How do I use crawlers to monitor updates to a range of websites?

Source: Internet
Author: User
I now think of the method only to automatically crawl the site every day and compare the old and new Web site HTML file to decide whether there is no update

Reply content:

1 First request a webpage, crawl to local, assuming the file name is a.html. At this point the file system has a file modification time.

2 second visit to the Web page, if you find that a.html is already in the local, send a if-modified-since request to the server ( http://www. w3.org/protocols/rfc261 6/rfc2616-sec14.html )。 Write the modification time of the a.html in the request.

3 If the Web page is updated, the server returns a 200 response, then crawls the page and updates the local file.

4 If the page is not updated, the server returns a 304 response. There is no need to update the file at this time. This problem has already been made into products, you can look at:
/ http sleepingspider.com
After registering as a user, you can choose which pages you want to follow, and if you have an update, you will receive an email alert. There are some advanced settings that have not been used, you can look at my undergraduate graduation is this.
At that time did a set of monitoring fruit Bank, want to go, flower market, warm island services.

Implementation method:
1. crontab Scheduled Tasks
2. Node reads the configuration and calls Phantomjs (memory browser) to access the links and co-diagrams.
3. All pictures are named by the date sub-folder, using Bootstrap to make a comparison display.

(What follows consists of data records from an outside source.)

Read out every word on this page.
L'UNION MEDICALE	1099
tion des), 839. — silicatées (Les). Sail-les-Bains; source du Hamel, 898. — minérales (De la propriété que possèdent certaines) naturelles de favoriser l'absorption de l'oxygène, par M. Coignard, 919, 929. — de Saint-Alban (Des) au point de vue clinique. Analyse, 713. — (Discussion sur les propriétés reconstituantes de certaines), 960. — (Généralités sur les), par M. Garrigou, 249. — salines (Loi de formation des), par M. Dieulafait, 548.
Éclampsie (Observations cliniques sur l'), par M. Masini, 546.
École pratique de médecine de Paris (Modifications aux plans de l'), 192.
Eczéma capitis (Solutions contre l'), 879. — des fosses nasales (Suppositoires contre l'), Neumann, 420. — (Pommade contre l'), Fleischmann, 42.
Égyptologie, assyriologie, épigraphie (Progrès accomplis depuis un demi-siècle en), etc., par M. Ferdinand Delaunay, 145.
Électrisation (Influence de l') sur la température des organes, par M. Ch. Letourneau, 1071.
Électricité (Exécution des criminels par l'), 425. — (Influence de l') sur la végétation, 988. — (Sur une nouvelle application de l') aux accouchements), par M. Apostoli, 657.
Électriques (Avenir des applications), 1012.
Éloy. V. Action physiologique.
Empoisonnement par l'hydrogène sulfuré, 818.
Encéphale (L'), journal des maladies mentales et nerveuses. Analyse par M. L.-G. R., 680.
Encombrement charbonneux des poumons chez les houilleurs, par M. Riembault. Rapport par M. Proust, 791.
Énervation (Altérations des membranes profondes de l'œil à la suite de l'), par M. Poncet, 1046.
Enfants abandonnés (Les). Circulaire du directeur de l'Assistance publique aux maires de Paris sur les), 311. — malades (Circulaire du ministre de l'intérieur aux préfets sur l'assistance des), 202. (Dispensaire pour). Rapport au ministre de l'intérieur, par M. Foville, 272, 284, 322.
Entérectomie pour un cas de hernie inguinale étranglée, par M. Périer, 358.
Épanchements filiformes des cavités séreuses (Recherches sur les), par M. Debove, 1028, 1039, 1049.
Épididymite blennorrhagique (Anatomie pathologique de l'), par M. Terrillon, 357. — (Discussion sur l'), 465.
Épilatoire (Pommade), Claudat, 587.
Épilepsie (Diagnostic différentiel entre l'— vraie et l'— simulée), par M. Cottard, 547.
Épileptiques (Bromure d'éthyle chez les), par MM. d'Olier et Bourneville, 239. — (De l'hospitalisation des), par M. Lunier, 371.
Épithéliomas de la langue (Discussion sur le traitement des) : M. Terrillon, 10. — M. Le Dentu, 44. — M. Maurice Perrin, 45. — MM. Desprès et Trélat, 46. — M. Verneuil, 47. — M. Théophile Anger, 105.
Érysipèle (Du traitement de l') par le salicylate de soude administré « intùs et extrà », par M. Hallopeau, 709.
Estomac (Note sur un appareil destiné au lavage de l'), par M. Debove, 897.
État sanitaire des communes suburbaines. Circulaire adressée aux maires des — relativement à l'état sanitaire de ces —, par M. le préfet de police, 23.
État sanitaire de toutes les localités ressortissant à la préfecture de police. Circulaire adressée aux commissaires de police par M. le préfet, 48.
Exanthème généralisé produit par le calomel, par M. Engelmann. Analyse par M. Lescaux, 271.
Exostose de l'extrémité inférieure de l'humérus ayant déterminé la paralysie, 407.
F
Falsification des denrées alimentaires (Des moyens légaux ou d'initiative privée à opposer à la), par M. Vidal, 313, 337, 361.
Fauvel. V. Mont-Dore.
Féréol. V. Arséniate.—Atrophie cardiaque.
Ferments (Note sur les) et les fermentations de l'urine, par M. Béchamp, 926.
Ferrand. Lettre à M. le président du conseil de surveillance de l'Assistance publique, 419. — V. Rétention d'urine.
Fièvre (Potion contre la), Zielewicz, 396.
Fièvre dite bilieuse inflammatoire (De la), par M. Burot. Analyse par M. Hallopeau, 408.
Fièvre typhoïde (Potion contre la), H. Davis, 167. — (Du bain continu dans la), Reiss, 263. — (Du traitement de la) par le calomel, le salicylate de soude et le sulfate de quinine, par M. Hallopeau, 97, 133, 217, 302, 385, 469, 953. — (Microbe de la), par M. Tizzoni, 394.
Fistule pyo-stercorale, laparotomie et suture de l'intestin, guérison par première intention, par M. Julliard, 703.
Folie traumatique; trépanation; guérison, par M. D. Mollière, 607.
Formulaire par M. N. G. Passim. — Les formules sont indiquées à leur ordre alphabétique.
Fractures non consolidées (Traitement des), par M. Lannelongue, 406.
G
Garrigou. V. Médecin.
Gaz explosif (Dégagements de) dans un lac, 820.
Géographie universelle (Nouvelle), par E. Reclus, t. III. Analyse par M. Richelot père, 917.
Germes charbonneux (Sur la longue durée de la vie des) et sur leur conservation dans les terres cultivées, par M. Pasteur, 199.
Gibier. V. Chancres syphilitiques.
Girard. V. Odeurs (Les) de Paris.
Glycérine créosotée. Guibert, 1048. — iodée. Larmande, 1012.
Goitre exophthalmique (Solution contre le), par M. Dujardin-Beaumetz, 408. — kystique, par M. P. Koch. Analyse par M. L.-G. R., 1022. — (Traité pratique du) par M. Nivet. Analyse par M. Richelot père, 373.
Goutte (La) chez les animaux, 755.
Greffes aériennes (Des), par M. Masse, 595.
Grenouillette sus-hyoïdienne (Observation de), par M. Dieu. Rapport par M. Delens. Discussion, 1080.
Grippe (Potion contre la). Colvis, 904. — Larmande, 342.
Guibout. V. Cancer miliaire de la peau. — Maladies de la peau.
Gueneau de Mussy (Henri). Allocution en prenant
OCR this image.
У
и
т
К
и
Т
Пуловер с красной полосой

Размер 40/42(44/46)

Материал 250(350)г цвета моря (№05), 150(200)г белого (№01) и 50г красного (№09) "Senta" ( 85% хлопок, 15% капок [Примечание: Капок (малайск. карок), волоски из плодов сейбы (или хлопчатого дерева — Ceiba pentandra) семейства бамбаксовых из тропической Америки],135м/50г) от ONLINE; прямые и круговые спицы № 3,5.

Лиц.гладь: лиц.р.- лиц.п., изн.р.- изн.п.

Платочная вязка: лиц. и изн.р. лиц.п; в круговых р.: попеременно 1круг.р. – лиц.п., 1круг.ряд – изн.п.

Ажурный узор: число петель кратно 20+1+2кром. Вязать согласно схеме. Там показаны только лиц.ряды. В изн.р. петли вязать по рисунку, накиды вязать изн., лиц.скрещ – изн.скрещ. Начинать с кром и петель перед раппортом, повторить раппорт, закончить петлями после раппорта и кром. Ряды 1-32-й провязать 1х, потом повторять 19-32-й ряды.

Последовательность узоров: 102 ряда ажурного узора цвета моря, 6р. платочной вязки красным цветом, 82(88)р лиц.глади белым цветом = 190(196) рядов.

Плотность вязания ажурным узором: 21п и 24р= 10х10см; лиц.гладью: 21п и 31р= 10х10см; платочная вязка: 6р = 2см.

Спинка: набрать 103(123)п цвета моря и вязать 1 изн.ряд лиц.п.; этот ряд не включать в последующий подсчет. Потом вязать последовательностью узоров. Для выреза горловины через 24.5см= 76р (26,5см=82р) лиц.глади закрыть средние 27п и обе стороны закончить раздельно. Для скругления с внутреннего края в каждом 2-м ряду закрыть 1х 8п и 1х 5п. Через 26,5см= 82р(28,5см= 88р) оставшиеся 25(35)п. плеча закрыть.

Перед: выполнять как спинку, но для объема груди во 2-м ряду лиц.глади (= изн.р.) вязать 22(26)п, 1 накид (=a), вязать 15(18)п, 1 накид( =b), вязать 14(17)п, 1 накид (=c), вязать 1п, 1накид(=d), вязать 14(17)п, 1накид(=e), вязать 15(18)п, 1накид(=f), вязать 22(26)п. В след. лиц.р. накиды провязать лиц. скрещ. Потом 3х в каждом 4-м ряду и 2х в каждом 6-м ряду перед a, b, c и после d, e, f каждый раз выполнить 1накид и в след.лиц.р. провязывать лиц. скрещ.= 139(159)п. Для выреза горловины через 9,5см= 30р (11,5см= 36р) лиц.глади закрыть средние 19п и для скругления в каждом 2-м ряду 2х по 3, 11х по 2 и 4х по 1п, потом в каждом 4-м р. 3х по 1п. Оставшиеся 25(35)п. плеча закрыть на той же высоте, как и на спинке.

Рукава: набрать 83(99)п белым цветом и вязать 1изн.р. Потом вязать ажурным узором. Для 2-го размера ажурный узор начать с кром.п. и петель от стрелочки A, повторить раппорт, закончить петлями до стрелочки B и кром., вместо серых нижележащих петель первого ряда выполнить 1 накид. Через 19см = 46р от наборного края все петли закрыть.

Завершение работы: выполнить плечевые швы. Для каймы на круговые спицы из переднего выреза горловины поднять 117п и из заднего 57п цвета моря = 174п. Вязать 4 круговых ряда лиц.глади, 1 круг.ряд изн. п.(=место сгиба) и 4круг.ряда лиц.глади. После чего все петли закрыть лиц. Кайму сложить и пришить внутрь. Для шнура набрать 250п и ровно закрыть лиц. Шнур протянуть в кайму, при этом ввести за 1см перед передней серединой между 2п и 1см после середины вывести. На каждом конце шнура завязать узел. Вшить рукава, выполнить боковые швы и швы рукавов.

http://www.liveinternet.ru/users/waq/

If there is such a set of services, I feel very good.
But the pay rate may be a problem. Maybe git to take down the page to do version control also OK? I'm on a crooked floor.
Chrome has a page Monitor The plugin uses MD5 digital signature
Each time the Web page is downloaded, the data stream returned by the server is responsestream first in the memory buffer and then
Responsestream generate MD5 Digital signature S1, next download also generate signature S2, compare S2 and S1, if same, the page does not
With the new, otherwise the webpage has the new. can use the Website Information monitoring tool, very suits your request
  • Contact Us

    The content source of this page is from Internet, which doesn't represent Alibaba Cloud's opinion; products and services mentioned on that page don't have any relationship with Alibaba Cloud. If the content of the page makes you feel confusing, please write us an email, we will handle the problem within 5 days after receiving your email.

    If you find any instances of plagiarism from the community, please send an email to: info-contact@alibabacloud.com and provide relevant evidence. A staff member will contact you within 5 working days.

    A Free Trial That Lets You Build Big!

    Start building with 50+ products and up to 12 months usage for Elastic Compute Service

    • Sales Support

      1 on 1 presale consultation

    • After-Sales Support

      24/7 Technical Support 6 Free Tickets per Quarter Faster Response

    • Alibaba Cloud offers highly flexible support services tailored to meet your exact needs.